Jantungnya mulai berdetak lebih cepat, pikirannya tak tenang.
Acha membuka penutup kotak, terlihat potongan kecil-kecil spon putih sangat banyak didalamnya, sehingga belum terlihat barang apa didalamnya.
Acha membelah spon-spon kecil itu, sehingga terlihat jelas sebuah postcard bergambarkan Menara Eifel dengan pemandangan langit senja. Acha mengambil postcard itu hati-hati.
Acha membaliknya, dan menemukan sebuah tulisan tangan dengan tinta hitam. Acha membacanya dalam hati.
Joyeux anniversaire, Natasha.
Semoga suka dengan kadonya dan tunggu aku pulang.
I miss you.
- Iqbal Guanna Freedy-
Acha membacanya sekali lagi, masih seperti tidak nyata, ia masih tidak yakin bahwa ini dari Iqbal.
"Cha... Li..lihat kado ya...yang di..dikasih Iqbal..." ucap Amanda dengan nada tak beraturan.
Acha mengangkat kepalanya menatap wajah Amanda yang terkejut bukan main. Amanda menunjuk ke arah kotak berukuran 11 cm X 15 cm berwana hijau Army dan sebuah lambang mahkota berwana emas diatasnya.

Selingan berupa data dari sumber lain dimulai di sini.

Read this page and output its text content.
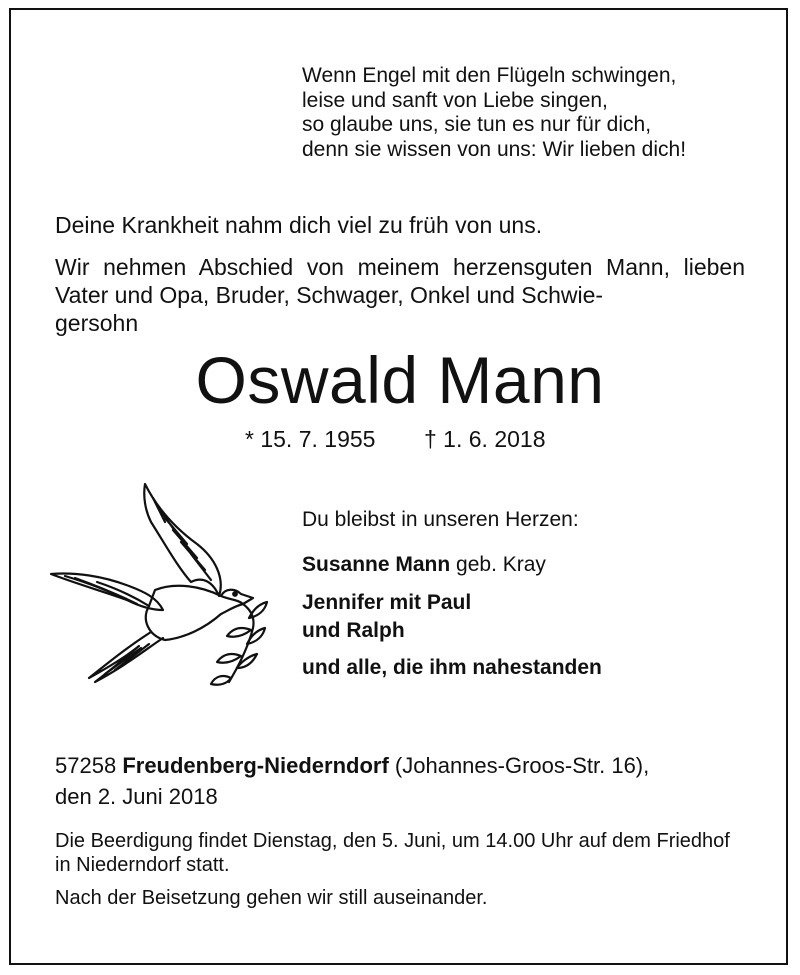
Wenn Engel mit den Flügeln schwingen,
leise und sanft von Liebe singen,
so glaube uns, sie tun es nur für dich,
denn sie wissen von uns: Wir lieben dich!
Deine Krankheit nahm dich viel zu früh von uns.
Wir nehmen Abschied von meinem herzensguten Mann, lieben Vater und Opa, Bruder, Schwager, Onkel und Schwie-
gersohn
Oswald Mann
* 15. 7. 1955 † 1. 6. 2018
Du bleibst in unseren Herzen:
Susanne Mann geb. Kray
Jennifer mit Paul
und Ralph
und alle, die ihm nahestanden
57258 Freudenberg-Niederndorf (Johannes-Groos-Str. 16),
den 2. Juni 2018
Die Beerdigung findet Dienstag, den 5. Juni, um 14.00 Uhr auf dem Friedhof in Niederndorf statt.
Nach der Beisetzung gehen wir still auseinander.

Acha menutup mulutnya yang setengah terbuka, kedua matanya tak kalah lebar dari Amanda. Mereka berdua sama-sama terkejut melihat kotak tersebut. Tentu saja mereak tau itu kotak apa.
"Nda..." lirih Acha pelan.
"Bu...buka cha... Siapa tau palsu..." balas Amanda gagap.
"Ka..lalau asli gimana nda?" tanya Acha
"Buka dulu aja!" suruh Amanda harap-harap cemas.
Acha mengangguk, ia menarik kotak tersebut dan membuka isinya.
"Oh my god!"
Acha dengan cepat melempar kotak tersebut hingga terjatuh ke atas kasurnya, Acha dan Amanda sama-sama bertatapan untuk waktu yang lama. Mereka terdiam membisu tak bisa berkata apapun.
Yang mereka berdua lihat didalam kotak mewah tersebut adalah sebuah jam tangan Rolex, berwarna white-gold dengan bracelet berwarna Blue leather. Sangat-sangat cantik dan terlihat mewahnya.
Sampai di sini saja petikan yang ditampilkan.